We also have an ongoing light hearted 'argument' going with Anne and with my pig training course guy. They are convinced that only electric fence will contain pigs, and seeing the way Anne's pigs have quickly ploughed deep holes in their peaty soil, I can see why. I am baulking ( a bit nervously, I must admit!) at buying and using an electric fencer, and going with Liz Shankland's suggestion that good high-tensile sheep fencing with a strand of barbed at ground level should work. It is said that boredom and hunger make them try to escape, so we are hoping that our patch is sufficiently big and interesting. Also, the worry can be about burrowing in soft ground and potentially lifting your posts out by pushing their noses under the fence and lifting. Our ground is, as we know from the bitter experience of digging, not soft - it is clay with head-sized boulders in it and, in the pig area, a fair amount of big-tree roots (60 foot spruces!). So far the little piggies have not done any digging, just a bit of nose-ploughing in the litter layer, a couple of inches down.
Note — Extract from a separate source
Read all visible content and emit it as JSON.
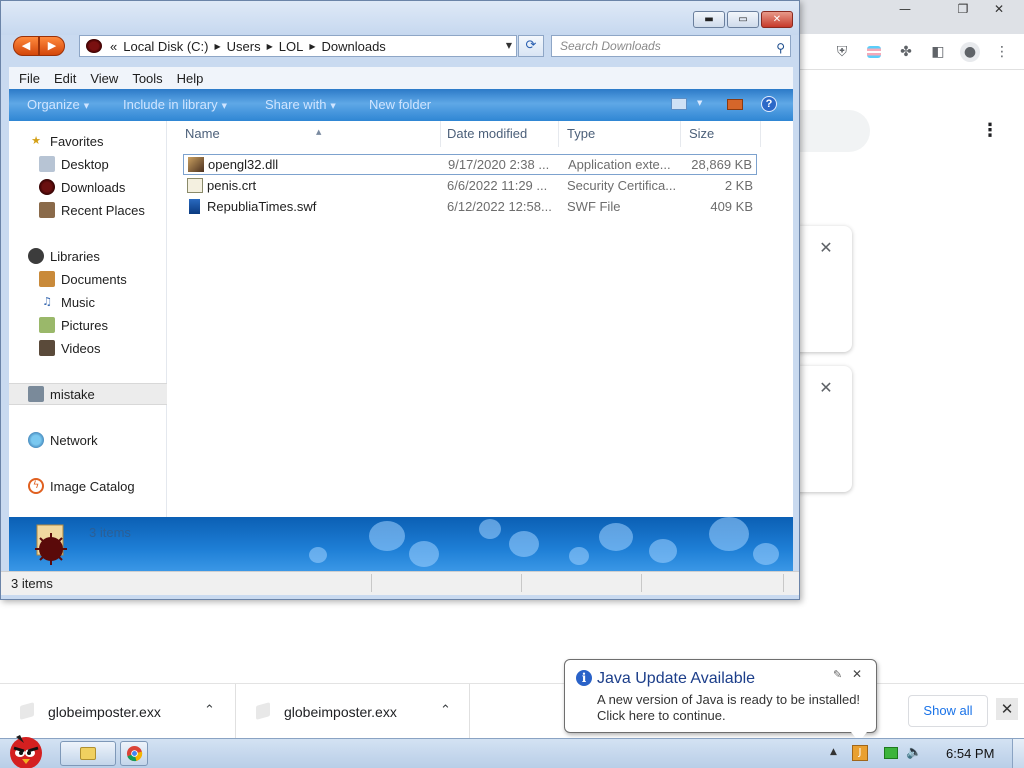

We'll see. I have been offered loans of fencers should a problem develop and we spot some escape attempts, and I can always buy one in a hurry locally.

Guinea Fowl keet at 6 days
Meanwhile, we have had a mini tragedy which it gives me no pleasure to tell you about. I was on my first-thing-in-the-morning dog 'patrol' prior to releasing the poultry from their houses and did not realise that our littlest gosling had sneaked out of the goose house (possibly through a small gap under the door). I accidentally walked the three dogs onto him where he was hiding out of sight round a corner. They were on leads but were on him in a split second and that was his lot. We are back to the one gosling, George Junior. I am kicking myself - I had heard some noise from the adult geese and should have gone to check minus dogs - then I would have found him and been able to return him to Mum and Dad. Ah well, that's terriers, I guess. Entirely my fault.

Keets already starting to look Guinea Fowl shaped.
The 11 keets are thriving and putting away their diet of chick crumb with lots of "salad" - they love their greens these guys and actually graze a lot of grass as adults. Their chick crumb comes with finely chopped grass (3 mm lengths or so) and finely shredded lettuce which it is great fun to see them dive onto and then try to run away with their prize so that the other keets cannot have it. I think I have already posted that keet No.12 who hatched with the un-absorbed yolk sac did not make it, and the 4 eggs that were left proved to have partly developed but dead embryos. So good fertility (16 out of 16) and, for eggs rescued from a wet hedge into a borrowed, not-particularly-sophisticated incubator, 11 is a brilliant result, One of the babies is giving us slight concern as his toes do not straighten - he walks with his toes curled round, on the side of his foot, but he gets about OK and certainly wins plenty of the lettuce fights. We will look after him a bit and hope that he does well. He is certainly OK running forwards and that, in our experience, seems to be what Guineas spend 99% of their time doing.